Postman collection organization in Rest API - Time & Space Complexity
When organizing Postman collections, it's important to understand how the time to find or run requests grows as the collection gets bigger.
We want to know how the effort changes when we add more requests or folders.
Analyze the time complexity of searching for a request in a Postman collection organized with folders and requests.
// Pseudocode for searching a request by name in a Postman collection
function findRequest(collection, name) {
for (const folder of collection.folders) {
for (const request of folder.requests) {
if (request.name === name) {
return request;
}
}
}
return null;
}
This code looks through each folder and each request inside to find a request by its name.
Look for loops or repeated steps in the code.
- Primary operation: Looping through all folders and then all requests inside each folder.
- How many times: The inner loop runs once for each request in every folder, so total requests count.
As the number of folders and requests grows, the search takes longer.
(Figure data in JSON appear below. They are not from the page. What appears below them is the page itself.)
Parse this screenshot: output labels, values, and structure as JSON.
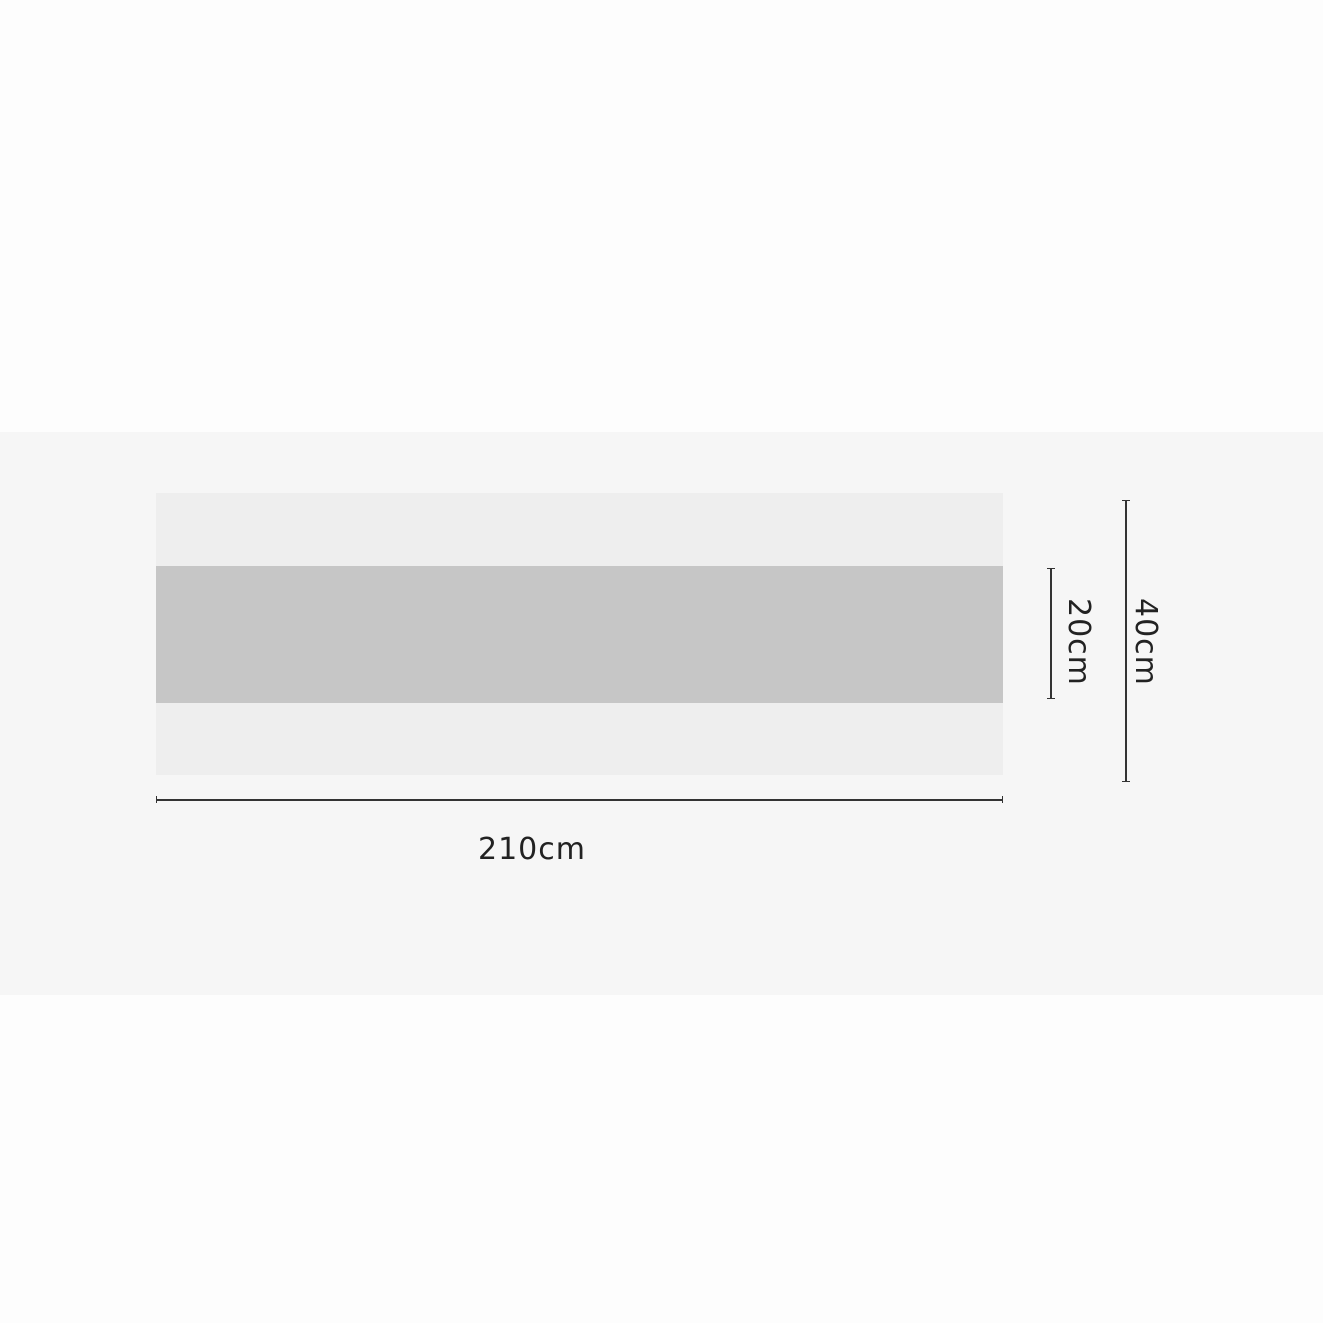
{
  "dimensions": {
    "length": "210cm",
    "band_width": "20cm",
    "total_width": "40cm"
  },
  "colors": {
    "background": "#fdfdfd",
    "panel": "#f6f6f6",
    "runner_light": "#eeeeee",
    "runner_band": "#c6c6c6",
    "lines": "#333333"
  }
}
| Input Size (total requests) | Approx. Operations |
|---|---|
| 10 | 10 checks |
| 100 | 100 checks |
| 1000 | 1000 checks |
Pattern observation: The time grows directly with the number of requests; doubling requests doubles the work.
Time Complexity: O(n)
This means the time to find a request grows in a straight line with the number of requests in the collection.
[X] Wrong: "Adding folders makes searching faster because it narrows down the search."
[OK] Correct: Even with folders, if you have to check every request inside, the total work depends on all requests, so folders alone don't reduce search time.
Understanding how organizing API requests affects search time helps you design better tools and workflows, a useful skill in many software roles.
"What if we added an index or map from request names to requests? How would the time complexity change?"